Es una tortura porque nos obliga a desempeñar tareas más o menos desagradables a cambio de un dinero con el que costear derechos básicos como la vivienda, la comida o la ropa. Es una tortura porque nos arranca lo que generamos con nuestras manos para que unos pocos se enriquezcan de ello. Es una tortura porque nos roba tiempo de ocio y de disfrute, ya sea junto a nuestros seres queridos o en solitario. Es una tortura porque nos enferma y a veces nos mata.
Una tortura que, sin embargo, nos empeñamos en extender y
convertir en obligatoria. Si una cosa tiene clara el consenso moderno es que no
trabajar, no ser alguien productivo y de valor, es un pecado mortal. De hecho,
no habría peor pecado que valerse de argucias y trampas para engañar a la
administración y vivir del dinero público mientras no se da un palo al agua. Un
pecado capital en un mundo hipercapitalista.
Y, sin embargo, habría que preguntarse quiénes son los
auténticos vagos y chupópteros. Porque los propietarios de pisos que suben cada
año el alquiler por no hacer nada se parecen, mucho, a la definición de
chupóptero. De hecho, en el conjunto de España ocurre una cosa curiosa: 20%
de personas más ricas recibieron más del 30% de ayudas públicas, el 20% más
pobre apenas recibió un 12% del total. Y, claro, casi nadie se ha hecho
rico trabajando: más
del 50% de los ricos en España lo son gracias a una herencia. Así que no,
el trabajo ni dignifica ni enriquece. Pero es que tampoco supone un escudo contra
la pobreza: una
de cada tres personas pobres tiene un empleo remunerado.
Por supuesto, en el medio nos encontramos con sesgos territoriales,
raciales y de género. Como uno más de ese millón de andaluces que andamos en el
exilio, he sufrido el estigma de que hay pueblos enteros que no quieren
trabajar y que llevan la pereza en la sangre. Frente a un siempre laborioso
norte, hay un fiestero sur que, básicamente, se ha ganado su pobreza a base de
siestas, fiestas y chistes.
Abajo el trabajo... un poquito al menos
Trabajar es una tortura. Y por eso, poco a poco, se van
alzando voces en su contra. Pero estas voces pueden hacerlo desde una perspectiva
individualista. Por ejemplo, todas esas cryptomodas y otras estafas que pululan
por las redes sociales y que te asaltan cada vez que abres Youtube. Pero son
salidas que, por definición, sólo pueden aprovechar unos pocos, dejando por el
camino ruinas y nuevos juguetes rotos, especialmente entre los más jóvenes. Y
que, por supuesto, no buscan un reparto más justo del no-trabajo, sino que se
convierte en una salvaje ley de la selva y de tonto el último. Un sálvese quien
pueda de los NFTs y los Bitcoins.
Por fortuna, también existen salidas más o menos colectivas
frente a la violencia descarnada que supone el trabajo. Esa fue, en parte la Gran Renuncia que
recorrió Estados Unidos después de la pandemia, acompañada de la Renuncia
Silenciosa, que hizo que un porcentaje importante de trabajadores y
trabajadoras estadounidenses dejaran de hacer horas extra o esforzarse más de
la cuenta en el trabajo. Frente al mantra de trabajar todo lo posible, poco a
poco iba ganando la idea de trabajar menos para, básicamente, vivir más.

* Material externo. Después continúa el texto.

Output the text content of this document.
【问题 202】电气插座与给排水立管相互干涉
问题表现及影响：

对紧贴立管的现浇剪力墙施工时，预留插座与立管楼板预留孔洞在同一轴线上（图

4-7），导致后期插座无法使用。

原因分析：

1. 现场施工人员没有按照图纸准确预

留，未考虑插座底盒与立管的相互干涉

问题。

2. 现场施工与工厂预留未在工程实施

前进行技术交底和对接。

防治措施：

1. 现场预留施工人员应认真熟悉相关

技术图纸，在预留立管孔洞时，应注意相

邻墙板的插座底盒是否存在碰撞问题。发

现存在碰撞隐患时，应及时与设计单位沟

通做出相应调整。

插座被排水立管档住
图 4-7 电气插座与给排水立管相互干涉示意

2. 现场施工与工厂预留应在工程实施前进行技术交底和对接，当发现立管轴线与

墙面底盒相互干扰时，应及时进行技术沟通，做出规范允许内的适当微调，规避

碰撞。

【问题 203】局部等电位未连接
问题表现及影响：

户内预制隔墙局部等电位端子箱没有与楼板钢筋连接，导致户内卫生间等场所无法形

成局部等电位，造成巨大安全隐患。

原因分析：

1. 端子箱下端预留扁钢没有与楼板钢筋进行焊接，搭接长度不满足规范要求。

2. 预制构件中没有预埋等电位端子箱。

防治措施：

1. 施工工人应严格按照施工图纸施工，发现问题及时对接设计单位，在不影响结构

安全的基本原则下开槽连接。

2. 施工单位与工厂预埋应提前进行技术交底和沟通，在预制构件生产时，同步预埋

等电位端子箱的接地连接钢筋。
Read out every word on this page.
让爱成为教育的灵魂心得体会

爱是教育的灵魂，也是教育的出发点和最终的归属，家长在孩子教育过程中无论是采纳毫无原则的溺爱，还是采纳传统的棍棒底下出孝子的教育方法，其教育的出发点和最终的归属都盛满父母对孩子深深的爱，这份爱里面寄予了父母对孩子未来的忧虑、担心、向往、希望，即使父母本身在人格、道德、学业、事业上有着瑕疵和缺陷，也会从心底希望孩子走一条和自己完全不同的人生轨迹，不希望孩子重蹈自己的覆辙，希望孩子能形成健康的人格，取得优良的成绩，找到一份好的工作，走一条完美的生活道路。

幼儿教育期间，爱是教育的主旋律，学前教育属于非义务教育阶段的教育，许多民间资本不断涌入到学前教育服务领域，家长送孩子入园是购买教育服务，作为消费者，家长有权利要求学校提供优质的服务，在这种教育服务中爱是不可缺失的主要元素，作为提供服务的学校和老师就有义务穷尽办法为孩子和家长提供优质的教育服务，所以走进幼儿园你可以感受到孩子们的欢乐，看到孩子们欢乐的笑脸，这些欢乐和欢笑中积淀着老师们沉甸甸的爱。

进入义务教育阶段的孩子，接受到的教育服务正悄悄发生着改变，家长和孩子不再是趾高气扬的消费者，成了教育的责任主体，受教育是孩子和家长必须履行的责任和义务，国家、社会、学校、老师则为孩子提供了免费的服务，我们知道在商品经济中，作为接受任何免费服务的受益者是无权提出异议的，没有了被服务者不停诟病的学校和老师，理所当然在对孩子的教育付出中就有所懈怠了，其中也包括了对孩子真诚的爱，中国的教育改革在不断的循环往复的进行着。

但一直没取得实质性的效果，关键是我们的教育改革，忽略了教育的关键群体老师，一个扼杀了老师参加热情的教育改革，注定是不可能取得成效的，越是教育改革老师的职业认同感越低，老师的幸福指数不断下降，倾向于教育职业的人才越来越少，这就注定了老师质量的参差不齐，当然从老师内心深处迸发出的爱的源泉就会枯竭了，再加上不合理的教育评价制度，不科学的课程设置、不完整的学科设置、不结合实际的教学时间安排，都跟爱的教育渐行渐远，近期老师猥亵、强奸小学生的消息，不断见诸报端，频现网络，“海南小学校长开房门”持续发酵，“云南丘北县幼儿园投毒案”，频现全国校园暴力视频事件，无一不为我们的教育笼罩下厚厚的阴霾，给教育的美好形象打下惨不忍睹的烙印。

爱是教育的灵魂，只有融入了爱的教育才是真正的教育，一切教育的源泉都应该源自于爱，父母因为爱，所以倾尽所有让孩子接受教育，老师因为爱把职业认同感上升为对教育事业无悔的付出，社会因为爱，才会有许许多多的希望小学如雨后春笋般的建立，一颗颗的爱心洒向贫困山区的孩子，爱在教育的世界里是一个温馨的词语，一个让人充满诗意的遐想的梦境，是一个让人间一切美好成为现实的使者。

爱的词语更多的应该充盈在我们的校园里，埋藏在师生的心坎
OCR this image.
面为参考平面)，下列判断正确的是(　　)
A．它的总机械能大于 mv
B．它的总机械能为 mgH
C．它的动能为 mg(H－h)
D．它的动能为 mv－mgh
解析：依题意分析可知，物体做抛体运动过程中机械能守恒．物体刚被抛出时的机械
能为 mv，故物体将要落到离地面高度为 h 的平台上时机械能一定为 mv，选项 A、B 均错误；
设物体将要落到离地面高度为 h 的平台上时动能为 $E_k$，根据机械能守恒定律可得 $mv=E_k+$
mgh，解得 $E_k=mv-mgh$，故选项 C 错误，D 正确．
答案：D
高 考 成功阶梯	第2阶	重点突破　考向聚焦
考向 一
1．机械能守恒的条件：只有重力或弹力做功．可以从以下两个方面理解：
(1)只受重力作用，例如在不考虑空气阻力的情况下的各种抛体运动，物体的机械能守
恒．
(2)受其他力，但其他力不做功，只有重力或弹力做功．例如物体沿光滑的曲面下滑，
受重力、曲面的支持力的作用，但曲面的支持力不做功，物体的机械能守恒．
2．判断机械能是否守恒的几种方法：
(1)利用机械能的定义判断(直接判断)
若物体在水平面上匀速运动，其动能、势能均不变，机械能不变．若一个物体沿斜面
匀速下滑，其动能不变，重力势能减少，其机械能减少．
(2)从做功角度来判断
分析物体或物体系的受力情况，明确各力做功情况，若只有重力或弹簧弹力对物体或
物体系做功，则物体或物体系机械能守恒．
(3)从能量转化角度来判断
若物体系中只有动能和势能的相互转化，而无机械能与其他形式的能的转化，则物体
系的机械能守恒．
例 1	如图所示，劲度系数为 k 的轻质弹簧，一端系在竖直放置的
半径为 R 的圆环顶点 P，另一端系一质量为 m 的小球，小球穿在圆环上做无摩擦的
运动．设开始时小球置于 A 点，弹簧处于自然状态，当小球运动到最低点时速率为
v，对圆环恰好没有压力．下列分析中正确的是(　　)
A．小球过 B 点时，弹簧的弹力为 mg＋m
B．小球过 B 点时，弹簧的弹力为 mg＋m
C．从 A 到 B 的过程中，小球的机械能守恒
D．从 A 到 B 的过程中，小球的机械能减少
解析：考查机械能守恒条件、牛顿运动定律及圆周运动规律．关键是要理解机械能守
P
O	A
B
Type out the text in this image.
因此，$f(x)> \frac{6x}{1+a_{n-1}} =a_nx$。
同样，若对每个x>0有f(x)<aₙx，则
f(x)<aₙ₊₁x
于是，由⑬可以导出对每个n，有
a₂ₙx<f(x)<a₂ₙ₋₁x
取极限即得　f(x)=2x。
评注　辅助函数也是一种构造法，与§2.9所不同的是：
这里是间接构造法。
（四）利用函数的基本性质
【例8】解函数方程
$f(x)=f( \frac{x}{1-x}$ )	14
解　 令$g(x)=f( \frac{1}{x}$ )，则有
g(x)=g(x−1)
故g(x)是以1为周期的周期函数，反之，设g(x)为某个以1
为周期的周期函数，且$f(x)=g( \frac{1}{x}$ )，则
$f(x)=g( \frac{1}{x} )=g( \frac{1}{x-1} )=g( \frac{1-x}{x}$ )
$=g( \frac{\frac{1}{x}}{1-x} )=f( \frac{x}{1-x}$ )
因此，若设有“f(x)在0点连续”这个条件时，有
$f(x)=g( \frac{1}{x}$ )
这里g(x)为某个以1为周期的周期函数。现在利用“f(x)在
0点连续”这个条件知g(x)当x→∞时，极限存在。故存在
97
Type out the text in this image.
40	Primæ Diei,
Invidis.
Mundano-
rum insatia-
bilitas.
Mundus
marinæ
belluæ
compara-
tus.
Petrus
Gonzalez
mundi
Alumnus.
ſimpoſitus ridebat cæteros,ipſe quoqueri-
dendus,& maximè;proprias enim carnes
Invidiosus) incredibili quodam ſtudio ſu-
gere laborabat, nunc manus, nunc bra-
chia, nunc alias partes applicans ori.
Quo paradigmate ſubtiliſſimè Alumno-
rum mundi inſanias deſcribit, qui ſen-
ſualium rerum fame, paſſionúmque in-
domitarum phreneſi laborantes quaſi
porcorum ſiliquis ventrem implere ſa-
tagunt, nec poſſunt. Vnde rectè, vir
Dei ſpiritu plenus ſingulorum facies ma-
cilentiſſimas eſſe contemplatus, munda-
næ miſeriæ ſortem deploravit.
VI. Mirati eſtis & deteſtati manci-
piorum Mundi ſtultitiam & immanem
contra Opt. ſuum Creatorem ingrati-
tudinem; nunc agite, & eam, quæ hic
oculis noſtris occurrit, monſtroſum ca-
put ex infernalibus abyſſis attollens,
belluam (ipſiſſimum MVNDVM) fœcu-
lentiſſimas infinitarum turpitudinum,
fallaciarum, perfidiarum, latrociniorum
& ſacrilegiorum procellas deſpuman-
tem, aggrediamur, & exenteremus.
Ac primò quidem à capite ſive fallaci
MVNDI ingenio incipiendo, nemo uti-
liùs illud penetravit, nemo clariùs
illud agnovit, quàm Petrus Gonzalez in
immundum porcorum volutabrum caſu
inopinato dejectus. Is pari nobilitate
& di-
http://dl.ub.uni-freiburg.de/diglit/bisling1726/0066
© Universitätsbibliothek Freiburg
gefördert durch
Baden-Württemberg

En cualquier caso, la salida que más posiciones y debates va
ganando en estos momentos es la reducción de jornada laboral sin reducción de
salario. Trabajar 4 días a la semana (o 32 horas semanales), ganando lo mismo.
Se ha convertido en la medida
estrella que defienden sindicatos, movimientos sociales y partidos en
todas las elecciones. En aquellos países en los que se han hecho pruebas
piloto los resultados han sido espectaculares y en general similares:
destacan sobre todo la mejora en salud y felicidad para los trabajadores. Pero
también apuntan al aumento de su eficiencia, ya que como están menos cansados
rinden más.
España, felizmente, parece que va a ser pionera en ese
sentido. En el acuerdo
de gobierno PSOE y Sumar se acordó reducir la jornada laboral de 40 a
37,5 horas semanales. Un primer paso necesario, pero todavía insuficiente, que aun
así esperemos que sea una realidad lo antes posible. Y que le sigan muchos
pasos muy rápidos hasta lograr la jornada
laboral de 32 horas.
Frente a esta medida, por supuesto, se alzan voces críticas.
Entre las derechas porque aseguran que la medida acabará con la economía.
Casualmente, esas voces siempre proceden de quienes no se dejan la espalda
reponiendo garrafas de aceite en un supermercado o de familiares que han
perdido a un ser querido en un accidente laboral. Pero también hay voces
discordantes desde sectores más progresistas, que señalan la urgencia de
controlar mejor las
horas extra no pagadas, las numerosas horas no cotizadas o los contratos
fraudulentos antes que en reducir la jornada laboral.
Contra los primeros, no merece la pena perder mucho el
tiempo. Si tanto les gusta trabajar que lo hagan ellos. Que se dediquen a
limpiar culos en residencias, a destripar cerdos en mataderos o a servir copas
en una discoteca. Y que lo hagan tantas horas como quieran. Pero no puede ser
que, mientras que las inteligencias artificiales cada vez más avanzadas se
dedican a escribir poemas y dibujar lienzos preciosos, sigamos sufriendo
trabajos penosos más horas de la cuenta. A los segundos, señalar que tienen
razón, pero que los derechos no compiten. Hay que controlar las horas extra no
pagadas y perseguir los contratos fraudulentos. Pero eso se puede hacer
mientras, al mismo tiempo, avanzamos hacia la reducción de la jornada laboral.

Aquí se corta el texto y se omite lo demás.